J’enseigne depuis 20 ans. J’ai eu l’occasion d’observer l’évolution du système éducatif, des générations d’élèves, et même de moi-même. En 20 ans, j’ai accumulé des souvenirs d’innombrables premières journées de classe, avec leur lot d’anticipation, d’excitation, et parfois d’anxiété. Pourtant, ce n’est que récemment que j’ai fait une découverte surprenante: je n’ai jamais vraiment aimé les rentrées scolaires.
Cette révélation m’a pris de court. Comment ai-je pu enseigner pendant 20 ans sans reconnaître ce sentiment persistant? Peut-être est-ce parce que, comme tant d’autres enseignants, je me suis toujours efforcé de mettre en avant la passion que j’ai pour l’éducation, masquant ainsi inconsciemment mes propres réticences envers ce moment particulier de l’année. Pourtant, la rentrée scolaire est souvent présentée comme une période de renouveau, un moment de nouveaux départs et de promesses pour l’année à venir. Les salles de classe sont fraîchement nettoyées et les élèves arrivent avec des espoirs et des attentes. Je réalise que derrière cette façade optimiste, il y a une complexité que l’on ne mentionne pas souvent.
Pour moi, la rentrée a toujours été marquée par une certaine pression.

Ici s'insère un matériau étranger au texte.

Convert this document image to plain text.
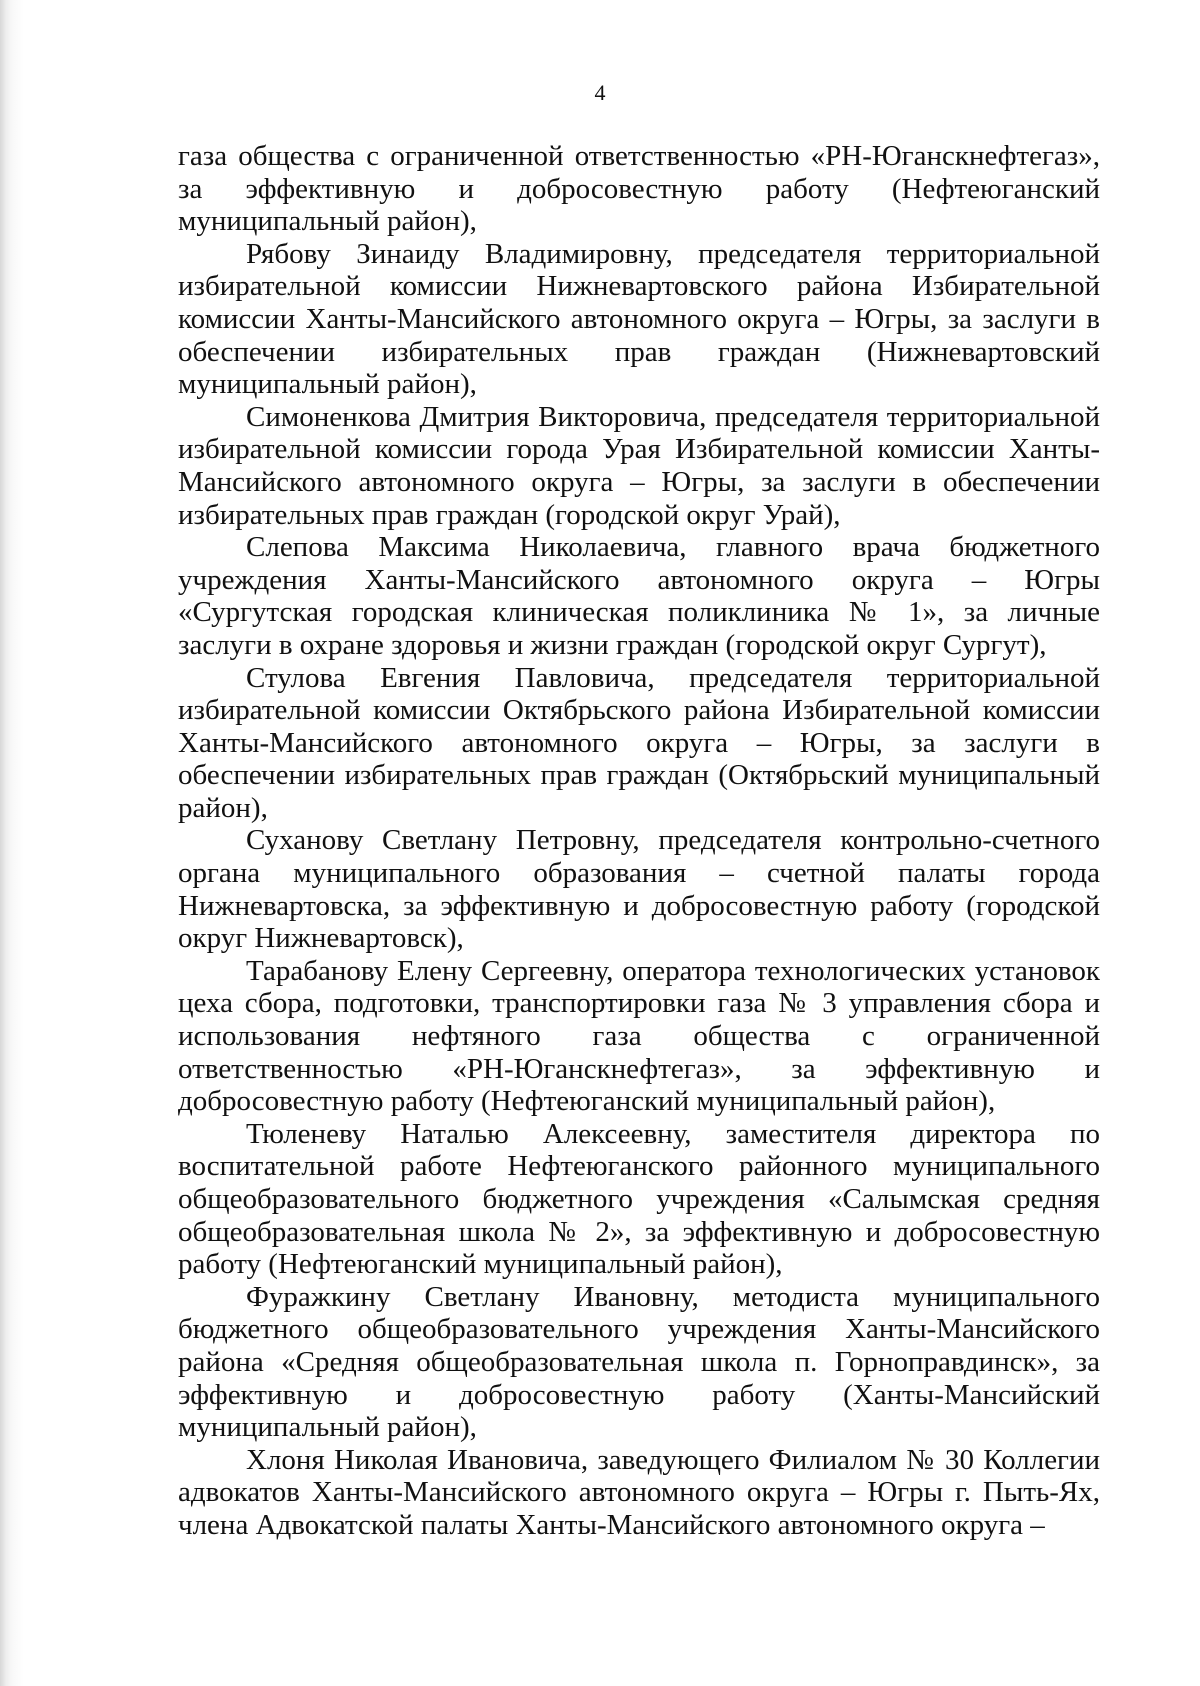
4

газа общества с ограниченной ответственностью «РН-Юганскнефтегаз», за эффективную и добросовестную работу (Нефтеюганский муниципальный район),

Рябову Зинаиду Владимировну, председателя территориальной избирательной комиссии Нижневартовского района Избирательной комиссии Ханты-Мансийского автономного округа – Югры, за заслуги в обеспечении избирательных прав граждан (Нижневартовский муниципальный район),

Симоненкова Дмитрия Викторовича, председателя территориальной избирательной комиссии города Урая Избирательной комиссии Ханты-Мансийского автономного округа – Югры, за заслуги в обеспечении избирательных прав граждан (городской округ Урай),

Слепова Максима Николаевича, главного врача бюджетного учреждения Ханты-Мансийского автономного округа – Югры «Сургутская городская клиническая поликлиника № 1», за личные заслуги в охране здоровья и жизни граждан (городской округ Сургут),

Стулова Евгения Павловича, председателя территориальной избирательной комиссии Октябрьского района Избирательной комиссии Ханты-Мансийского автономного округа – Югры, за заслуги в обеспечении избирательных прав граждан (Октябрьский муниципальный район),

Суханову Светлану Петровну, председателя контрольно-счетного органа муниципального образования – счетной палаты города Нижневартовска, за эффективную и добросовестную работу (городской округ Нижневартовск),

Тарабанову Елену Сергеевну, оператора технологических установок цеха сбора, подготовки, транспортировки газа № 3 управления сбора и использования нефтяного газа общества с ограниченной ответственностью «РН-Юганскнефтегаз», за эффективную и добросовестную работу (Нефтеюганский муниципальный район),

Тюленеву Наталью Алексеевну, заместителя директора по воспитательной работе Нефтеюганского районного муниципального общеобразовательного бюджетного учреждения «Салымская средняя общеобразовательная школа № 2», за эффективную и добросовестную работу (Нефтеюганский муниципальный район),

Фуражкину Светлану Ивановну, методиста муниципального бюджетного общеобразовательного учреждения Ханты-Мансийского района «Средняя общеобразовательная школа п. Горноправдинск», за эффективную и добросовестную работу (Ханты-Мансийский муниципальный район),

Хлоня Николая Ивановича, заведующего Филиалом № 30 Коллегии адвокатов Ханты-Мансийского автономного округа – Югры г. Пыть-Ях, члена Адвокатской палаты Ханты-Мансийского автономного округа –
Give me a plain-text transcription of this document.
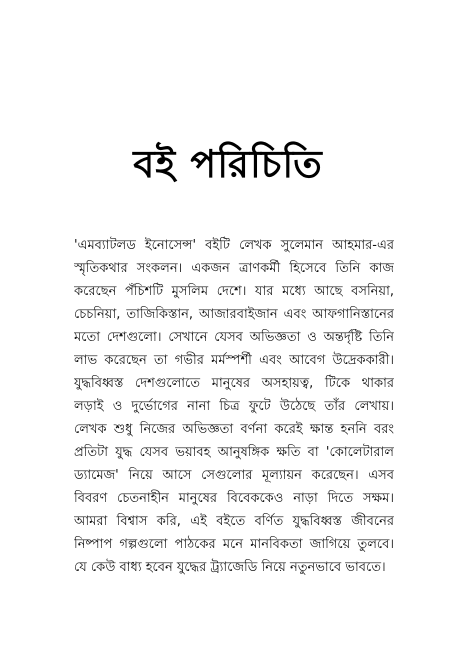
বই পরিচিতি
'এমব্যাটলড ইনোসেন্স' বইটি লেখক সুলেমান আহমার-এর
স্মৃতিকথার সংকলন। একজন ত্রাণকর্মী হিসেবে তিনি কাজ
করেছেন পঁচিশটি মুসলিম দেশে। যার মধ্যে আছে বসনিয়া,
চেচনিয়া, তাজিকিস্তান, আজারবাইজান এবং আফগানিস্তানের
মতো দেশগুলো। সেখানে যেসব অভিজ্ঞতা ও অন্তর্দৃষ্টি তিনি
লাভ করেছেন তা গভীর মর্মস্পর্শী এবং আবেগ উদ্রেককারী।
যুদ্ধবিধ্বস্ত দেশগুলোতে মানুষের অসহায়ত্ব, টিকে থাকার
লড়াই ও দুর্ভোগের নানা চিত্র ফুটে উঠেছে তাঁর লেখায়।
লেখক শুধু নিজের অভিজ্ঞতা বর্ণনা করেই ক্ষান্ত হননি বরং
প্রতিটা যুদ্ধ যেসব ভয়াবহ আনুষঙ্গিক ক্ষতি বা 'কোলেটারাল
ড্যামেজ' নিয়ে আসে সেগুলোর মূল্যায়ন করেছেন। এসব
বিবরণ চেতনাহীন মানুষের বিবেককেও নাড়া দিতে সক্ষম।
আমরা বিশ্বাস করি, এই বইতে বর্ণিত যুদ্ধবিধ্বস্ত জীবনের
নিষ্পাপ গল্পগুলো পাঠকের মনে মানবিকতা জাগিয়ে তুলবে।
যে কেউ বাধ্য হবেন যুদ্ধের ট্র্যাজেডি নিয়ে নতুনভাবে ভাবতে।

Cette nécessité de se préparer pour accueillir de nouveaux élèves, de s’adapter à des nouvelles attentes, de repenser la gestion de la classe et des écoles, de vivre cette première rencontre avec les parents… Tout cela engendre une tension que j’ai longtemps ignorée, en me concentrant uniquement sur l’idée que la rentrée devait être un moment joyeux.

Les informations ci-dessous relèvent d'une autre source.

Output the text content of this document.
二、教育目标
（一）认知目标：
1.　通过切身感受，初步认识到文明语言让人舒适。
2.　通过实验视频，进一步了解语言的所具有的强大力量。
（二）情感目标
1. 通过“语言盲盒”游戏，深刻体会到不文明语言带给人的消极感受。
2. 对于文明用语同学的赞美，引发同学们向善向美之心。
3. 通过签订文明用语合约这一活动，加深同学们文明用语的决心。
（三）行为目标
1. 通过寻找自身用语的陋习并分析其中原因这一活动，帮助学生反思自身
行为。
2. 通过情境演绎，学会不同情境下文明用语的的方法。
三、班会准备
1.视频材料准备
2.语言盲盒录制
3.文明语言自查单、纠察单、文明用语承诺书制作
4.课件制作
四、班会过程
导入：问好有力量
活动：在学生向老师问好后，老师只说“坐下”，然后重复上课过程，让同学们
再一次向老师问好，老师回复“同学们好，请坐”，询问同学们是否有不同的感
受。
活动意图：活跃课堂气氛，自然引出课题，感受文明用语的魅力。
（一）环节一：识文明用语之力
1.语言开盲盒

Ce n’est que récemment, suite à mes rencontres régulières avec un psy, en réfléchissant plus profondément à mon parcours, que j’ai compris que ce malaise que je ressentais à chaque rentrée n’était pas anodin. Il n’était pas simplement le reflet du trac habituel avant de rencontrer de nouveaux élèves ou de débuter une nouvelle année. Non, il était lié à un véritable inconfort face à l’idée de recommencer, année après année, ce cycle qui, bien qu’essentiel, me pesait plus que je ne voulais l’admettre. C’est comme si je partais à l’aventure, mais que dans mes bagages s’y trouvais mon lot d’expériences difficiles et de traumatismes.

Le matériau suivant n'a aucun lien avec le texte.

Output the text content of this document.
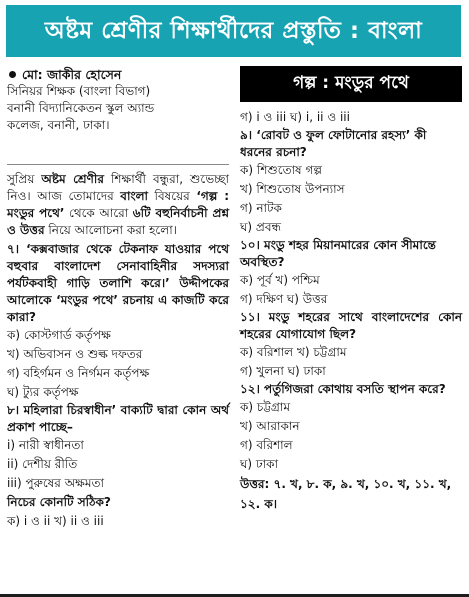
অষ্টম শ্রেণীর শিক্ষার্থীদের প্রস্তুতি : বাংলা
মো: জাকীর হোসেন
সিনিয়র শিক্ষক (বাংলা বিভাগ)
বনানী বিদ্যানিকেতন স্কুল অ্যান্ড
কলেজ, বনানী, ঢাকা।
সুপ্রিয় অষ্টম শ্রেণীর শিক্ষার্থী বন্ধুরা, শুভেচ্ছা নিও। আজ তোমাদের বাংলা বিষয়ের ‘গল্প : মংডুর পথে’ থেকে আরো ৬টি বহুনির্বাচনী প্রশ্ন ও উত্তর নিয়ে আলোচনা করা হলো।
৭। ‘কক্সবাজার থেকে টেকনাফ যাওয়ার পথে বহুবার বাংলাদেশ সেনাবাহিনীর সদস্যরা পর্যটকবাহী গাড়ি তলাশি করে।’ উদ্দীপকের আলোকে ‘মংডুর পথে’ রচনায় এ কাজটি করে কারা?
ক) কোস্টগার্ড কর্তৃপক্ষ
খ) অভিবাসন ও শুল্ক দফতর
গ) বহির্গমন ও নির্গমন কর্তৃপক্ষ
ঘ) ট্যুর কর্তৃপক্ষ
৮। মহিলারা চিরস্বাধীন’ বাক্যটি দ্বারা কোন অর্থ প্রকাশ পাচ্ছে–
i) নারী স্বাধীনতা
ii) দেশীয় রীতি
iii) পুরুষের অক্ষমতা
নিচের কোনটি সঠিক?
ক) i ও ii খ) ii ও iii
গল্প : মংডুর পথে
গ) i ও iii ঘ) i, ii ও iii
৯। ‘রোবট ও ফুল ফোটানোর রহস্য’ কী ধরনের রচনা?
ক) শিশুতোষ গল্প
খ) শিশুতোষ উপন্যাস
গ) নাটক
ঘ) প্রবন্ধ
১০। মংডু শহর মিয়ানমারের কোন সীমান্তে অবস্থিত?
ক) পূর্ব খ) পশ্চিম
গ) দক্ষিণ ঘ) উত্তর
১১। মংডু শহরের সাথে বাংলাদেশের কোন শহরের যোগাযোগ ছিল?
ক) বরিশাল খ) চট্টগ্রাম
গ) খুলনা ঘ) ঢাকা
১২। পর্তুগিজরা কোথায় বসতি স্থাপন করে?
ক) চট্টগ্রাম
খ) আরাকান
গ) বরিশাল
ঘ) ঢাকা
উত্তর: ৭. খ, ৮. ক, ৯. খ, ১০. খ, ১১. খ, ১২. ক।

Cette prise de conscience m’a permis de porter un regard neuf sur ma carrière, de comprendre qu’il est normal d’avoir des sentiments ambivalents envers certaines parties de notre métier. Et surtout, elle m’a offert l’occasion de redéfinir ma relation avec la rentrée scolaire, en acceptant qu’elle puisse être un moment difficile, sans que cela ne remette en cause ma passion pour l’enseignement.
Aujourd’hui, avec cette nouvelle perspective, je me prépare à aborder les rentrées d’une manière différente. Plutôt que de chercher à ignorer ou minimiser mes sentiments, j’essaie de les comprendre et de les accepter. Je me rappelle que chaque année scolaire est une nouvelle opportunité non seulement pour mes élèves, mais aussi pour moi, d’apprendre, de grandir, et d’évoluer.
Je réalise que l’important pour moi est de rester engagé, curieux, et prêt à affronter les défis… même ceux qui se présentent dès le premier jour de classe. Après tout, c’est aussi cela être enseignant : savoir que l’apprentissage ne s’arrête jamais, pour nos élèves comme pour nous-mêmes.